Bakanlıktan Salda'daki bu skandal görüntüye tepki çeken açıklama
Çevre ve Şehircilik Bakanlığı Tabiat Varlıklarını Koruma Genel Müdürü Mehmet Ali Karaca, Türkiye’nin Maldivleri Salda Gölü'nde oluşan görüntülere ilişkin tepki çeken bir açıklama yaptı.
“Türkiye’nin Maldivleri” olarak anılan UNESCO’nun doğal miras listesine alınması için çalışmaların başlatıldığı; Burdur’un Yeşilova ilçesindeki Salda Gölü, Kurban Bayram’ındaki ziyaretçiler nedeniyle bir kez daha gündeme geldi.
Bayram tatiline çok sayıda ziyaretçinin akınına uğrayan göl hakkında Salda Gölü Koruma Derneği açıklama yaptı.
Dernek, gölde bazı yerlerde suyun 50 metre çekildiğini belirterek, “Salda Gölü can derdinde, Yetkililer para derdinde. Salda Gölünde bazı yerlerde su 50 metre çekildi. Suya girenler nedeniyle kenardaki hidromanyezit stromatolitlerin oluşumu bozularak balçık oluşmakta. #Saldayadokunma #SaldaDünyaMirasıdır Salda Gölü için tam koruma istiyoruz!” dedi.
“BİR DEĞİŞİKLİK YOK”
Çevre ve Şehircilik Bakanlığı Tabiat Varlıklarını Koruma Genel Müdürü Mehmet Ali Karaca, derneğin açıklaması ve gölün son durumu ile ilgili ANKA Haber Ajansı’nın sorularını yanıtladı.
“Toprak ve kil yapısından dolayı balçıklaşmış olan nokta.

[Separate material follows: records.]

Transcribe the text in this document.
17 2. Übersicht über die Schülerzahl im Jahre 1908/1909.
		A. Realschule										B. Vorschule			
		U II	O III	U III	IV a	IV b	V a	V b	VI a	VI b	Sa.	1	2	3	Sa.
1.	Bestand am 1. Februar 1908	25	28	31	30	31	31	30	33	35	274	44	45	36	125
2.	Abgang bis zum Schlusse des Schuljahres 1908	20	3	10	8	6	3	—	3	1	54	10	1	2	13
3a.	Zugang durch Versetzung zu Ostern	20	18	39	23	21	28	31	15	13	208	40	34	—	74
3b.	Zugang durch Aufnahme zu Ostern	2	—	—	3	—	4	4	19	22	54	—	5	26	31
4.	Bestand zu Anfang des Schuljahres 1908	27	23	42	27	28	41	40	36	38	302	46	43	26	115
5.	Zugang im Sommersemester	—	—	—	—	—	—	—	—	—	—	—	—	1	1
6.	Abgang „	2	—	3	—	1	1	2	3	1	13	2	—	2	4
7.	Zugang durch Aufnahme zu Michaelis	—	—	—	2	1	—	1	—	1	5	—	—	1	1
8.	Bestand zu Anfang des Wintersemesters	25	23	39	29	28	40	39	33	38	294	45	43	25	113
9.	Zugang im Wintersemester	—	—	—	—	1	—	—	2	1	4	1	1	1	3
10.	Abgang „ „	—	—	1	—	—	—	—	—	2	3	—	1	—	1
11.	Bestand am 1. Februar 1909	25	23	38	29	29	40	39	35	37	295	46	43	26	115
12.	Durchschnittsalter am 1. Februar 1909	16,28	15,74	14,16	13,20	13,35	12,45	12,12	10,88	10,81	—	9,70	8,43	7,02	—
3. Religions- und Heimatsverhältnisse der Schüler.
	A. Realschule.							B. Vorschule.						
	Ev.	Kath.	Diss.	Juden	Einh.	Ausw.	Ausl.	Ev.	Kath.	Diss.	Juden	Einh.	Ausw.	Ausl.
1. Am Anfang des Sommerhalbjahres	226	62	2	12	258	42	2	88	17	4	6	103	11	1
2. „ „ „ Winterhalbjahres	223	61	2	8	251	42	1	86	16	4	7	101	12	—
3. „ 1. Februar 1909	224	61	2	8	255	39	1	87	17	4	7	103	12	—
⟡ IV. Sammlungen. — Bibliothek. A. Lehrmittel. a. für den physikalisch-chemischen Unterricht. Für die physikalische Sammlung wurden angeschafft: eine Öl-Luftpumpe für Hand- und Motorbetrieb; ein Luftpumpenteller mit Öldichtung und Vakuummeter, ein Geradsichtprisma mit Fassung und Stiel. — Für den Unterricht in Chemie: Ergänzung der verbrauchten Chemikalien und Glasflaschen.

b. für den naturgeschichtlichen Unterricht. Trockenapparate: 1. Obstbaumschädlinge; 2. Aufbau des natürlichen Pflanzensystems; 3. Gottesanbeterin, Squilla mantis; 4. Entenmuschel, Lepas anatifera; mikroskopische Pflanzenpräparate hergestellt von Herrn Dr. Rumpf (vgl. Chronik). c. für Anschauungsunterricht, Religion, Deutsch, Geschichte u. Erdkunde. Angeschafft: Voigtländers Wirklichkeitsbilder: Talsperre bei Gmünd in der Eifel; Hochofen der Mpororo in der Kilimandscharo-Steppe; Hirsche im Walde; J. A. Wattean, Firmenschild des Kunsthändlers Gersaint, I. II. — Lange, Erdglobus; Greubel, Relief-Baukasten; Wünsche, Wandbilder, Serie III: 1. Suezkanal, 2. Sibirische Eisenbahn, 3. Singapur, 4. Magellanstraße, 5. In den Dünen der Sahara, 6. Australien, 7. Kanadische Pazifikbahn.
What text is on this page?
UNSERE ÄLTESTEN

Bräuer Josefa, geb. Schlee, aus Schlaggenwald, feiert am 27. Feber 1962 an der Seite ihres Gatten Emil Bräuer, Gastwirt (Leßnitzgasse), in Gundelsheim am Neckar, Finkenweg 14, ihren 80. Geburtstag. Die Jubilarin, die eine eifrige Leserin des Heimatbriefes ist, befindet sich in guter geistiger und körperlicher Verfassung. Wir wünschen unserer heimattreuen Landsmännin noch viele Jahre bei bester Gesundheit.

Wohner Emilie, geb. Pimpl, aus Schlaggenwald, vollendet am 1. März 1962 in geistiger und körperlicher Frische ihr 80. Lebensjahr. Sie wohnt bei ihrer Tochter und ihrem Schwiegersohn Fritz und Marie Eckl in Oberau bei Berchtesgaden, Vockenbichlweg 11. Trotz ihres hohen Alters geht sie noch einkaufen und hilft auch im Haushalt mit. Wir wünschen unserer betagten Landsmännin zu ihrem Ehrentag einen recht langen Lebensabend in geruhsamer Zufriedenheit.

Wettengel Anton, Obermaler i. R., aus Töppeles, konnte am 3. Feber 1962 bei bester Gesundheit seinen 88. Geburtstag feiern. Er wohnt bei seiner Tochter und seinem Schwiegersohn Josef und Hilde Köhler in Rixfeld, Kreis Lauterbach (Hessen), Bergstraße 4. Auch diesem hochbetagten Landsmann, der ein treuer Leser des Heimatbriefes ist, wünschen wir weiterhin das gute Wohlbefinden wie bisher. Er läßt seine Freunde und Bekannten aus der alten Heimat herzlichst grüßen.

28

Bir değişiklik yok…Nehirlerin ve sazlıkların göl ile buluştuğu noktalarda bu tip çamurlaşmalar ve balçıklar oluşuyor” dedi.
“ESKİSİNDEN ÇOK DAHA İYİ KORUMA”
Karaca, gölün çevresinde korumanın eskiye oranla daha iyi olduğunu söyleyerek; “Semaver vs getirenler oluyor fakat görevliler uyarıyor ve cezai işlemler yapılıyor. Eskisinden çok daha iyi koruma tedbirleri açısından. 3 sene önce göle araç ile giriliyordu biliyorsunuz. İnsanların görüldüğü yerde araçlar da vardı” dedi.
“ZİYARETÇİLERİN ŞİKAYETİ DE KORUMA TEDBİRLERİNİN FAZLA OLDUĞU YÖNÜNDE”
Karaca, Salda Gölü Koruma Derneği’nin resmî olarak değil ama sosyal medyadan “göle girişin tamamen yasaklanması talebinde bulunduğunu” aktararak, şunları belirtti:
“Resmi bir talep şeklinde değil kamuoyunda tweetler atarak ara sıra bunu dile getiriyorlar. Ancak ziyaretçilerin şikayeti de koruma tedbirlerinin fazla olduğu yönünde. Şu anda üniversitelerle yürütülen biyo-çeşitlilik çalışması tamamlanınca kullanım kararları daha net ortaya çıkacak.”